No longer in the cellar are we the dweller. With last night’s 4-2 victory, the L.A. Kings are in 29th place in goals per game. That’s right kids. We now average 2.12 in the G/G stat. The Minnesota Wild take the position of shame with 2.11.

The Kings have also scored 4 goals in three out of the last four games (Blackhawks, Wild and Sucks) and the powerplay is 4 for 11 in that time span. If you ask me, the powerplay is the main reason we are winning these games – it gives us the momentum and helps us keep it. Of course, the credit should go to one man who we have talked about around these parts. That’s right. Bernie Nicholls. Our reader JT just cursed under his breath.

I talked to a friend last night about the Kings inability to keep shots low. It’s maddening. The shots fly chest high and above regardless of from where we take it. I counted eight consecutive shots that we sent high and wide against Anaheim. Eight. And half of them were damn good scoring chances. Throughout the season, Kopitar, Doughty, Stoll and Brown have been the biggest culprits, in that order. God bless Slava Voynov, Alec Martinez and, our newly acquired sniper, Jeff Carter.

This isn’t a novel concept. You learn this very early on. If you don’t keep the shot below the goalie’s knees, you don’t get rebounds.

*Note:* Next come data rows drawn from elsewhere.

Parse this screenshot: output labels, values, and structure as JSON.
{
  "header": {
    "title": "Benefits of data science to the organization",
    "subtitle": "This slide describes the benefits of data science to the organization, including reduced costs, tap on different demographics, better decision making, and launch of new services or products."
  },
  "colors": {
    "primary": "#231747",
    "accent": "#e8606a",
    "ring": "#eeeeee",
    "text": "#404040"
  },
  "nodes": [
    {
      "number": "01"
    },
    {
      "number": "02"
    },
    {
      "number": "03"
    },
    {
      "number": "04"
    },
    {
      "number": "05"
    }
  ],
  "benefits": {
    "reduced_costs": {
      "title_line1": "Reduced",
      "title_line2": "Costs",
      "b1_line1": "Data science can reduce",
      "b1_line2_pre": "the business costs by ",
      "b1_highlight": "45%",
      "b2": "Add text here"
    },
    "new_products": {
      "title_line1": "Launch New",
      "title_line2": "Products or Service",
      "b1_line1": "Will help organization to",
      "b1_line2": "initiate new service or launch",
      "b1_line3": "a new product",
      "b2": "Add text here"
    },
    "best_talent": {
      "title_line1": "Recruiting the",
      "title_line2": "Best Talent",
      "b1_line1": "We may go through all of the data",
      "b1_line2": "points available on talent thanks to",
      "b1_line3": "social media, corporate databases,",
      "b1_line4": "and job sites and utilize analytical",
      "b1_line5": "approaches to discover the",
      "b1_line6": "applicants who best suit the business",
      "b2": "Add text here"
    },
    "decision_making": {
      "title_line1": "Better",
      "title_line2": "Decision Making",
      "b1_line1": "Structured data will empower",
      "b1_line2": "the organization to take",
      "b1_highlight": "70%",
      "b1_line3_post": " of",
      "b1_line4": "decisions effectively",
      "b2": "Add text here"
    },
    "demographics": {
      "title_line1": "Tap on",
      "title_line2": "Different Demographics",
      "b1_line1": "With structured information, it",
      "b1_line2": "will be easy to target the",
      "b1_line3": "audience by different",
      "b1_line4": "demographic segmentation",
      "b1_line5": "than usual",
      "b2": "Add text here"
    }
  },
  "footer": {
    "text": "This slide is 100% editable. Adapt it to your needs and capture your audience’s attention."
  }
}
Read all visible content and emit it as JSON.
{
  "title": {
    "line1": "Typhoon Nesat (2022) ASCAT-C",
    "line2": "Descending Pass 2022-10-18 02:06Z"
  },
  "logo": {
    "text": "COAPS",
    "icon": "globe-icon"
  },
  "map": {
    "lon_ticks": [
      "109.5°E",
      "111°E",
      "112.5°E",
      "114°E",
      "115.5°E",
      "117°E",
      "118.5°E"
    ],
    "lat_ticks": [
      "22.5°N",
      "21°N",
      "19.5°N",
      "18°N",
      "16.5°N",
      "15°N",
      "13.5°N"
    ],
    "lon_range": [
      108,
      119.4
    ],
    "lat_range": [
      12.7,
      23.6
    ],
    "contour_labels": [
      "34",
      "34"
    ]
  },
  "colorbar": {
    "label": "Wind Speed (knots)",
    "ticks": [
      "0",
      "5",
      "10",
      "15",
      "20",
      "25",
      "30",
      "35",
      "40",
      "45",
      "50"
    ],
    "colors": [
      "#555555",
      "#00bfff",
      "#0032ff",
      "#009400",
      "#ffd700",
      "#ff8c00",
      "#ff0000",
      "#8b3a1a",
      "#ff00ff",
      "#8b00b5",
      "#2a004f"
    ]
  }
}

If you don’t get rebounds, you don’t get second chances. If you don’t get second chances, you score less goals. I know butterfly goaltenders make it more difficult to score down low but when you look at the best shooters in the league, they “snipe” and pick corners when they have clear openings but they do not do so when the premise is to get the shot on net and create a rebound.

The drill to address this issue is not a difficult one. You take the net and push it over so the top of the net (where the water bottle sits) faces the shooter. That height is about as high as you want the low shots to go. You set up and space out twenty or more pucks from circle to circle. You can place the pucks closer or further away (dot to dot or just below the blue line) depending on whether the defenseman or a forward takes the shots.

You then set up on one end and take wrist or slap shots into the top of the net while you work your way across without stopping.

You miss the top of the net and you start over with 20 pucks.


Start over.

Until your damn arms fall off or you learn to keep the shots low.

If I ran this drill, a couple of L.A. Kings players wouldn’t be able to lift their arms over their shoulders after practice until they got it. I am looking at you, Anze.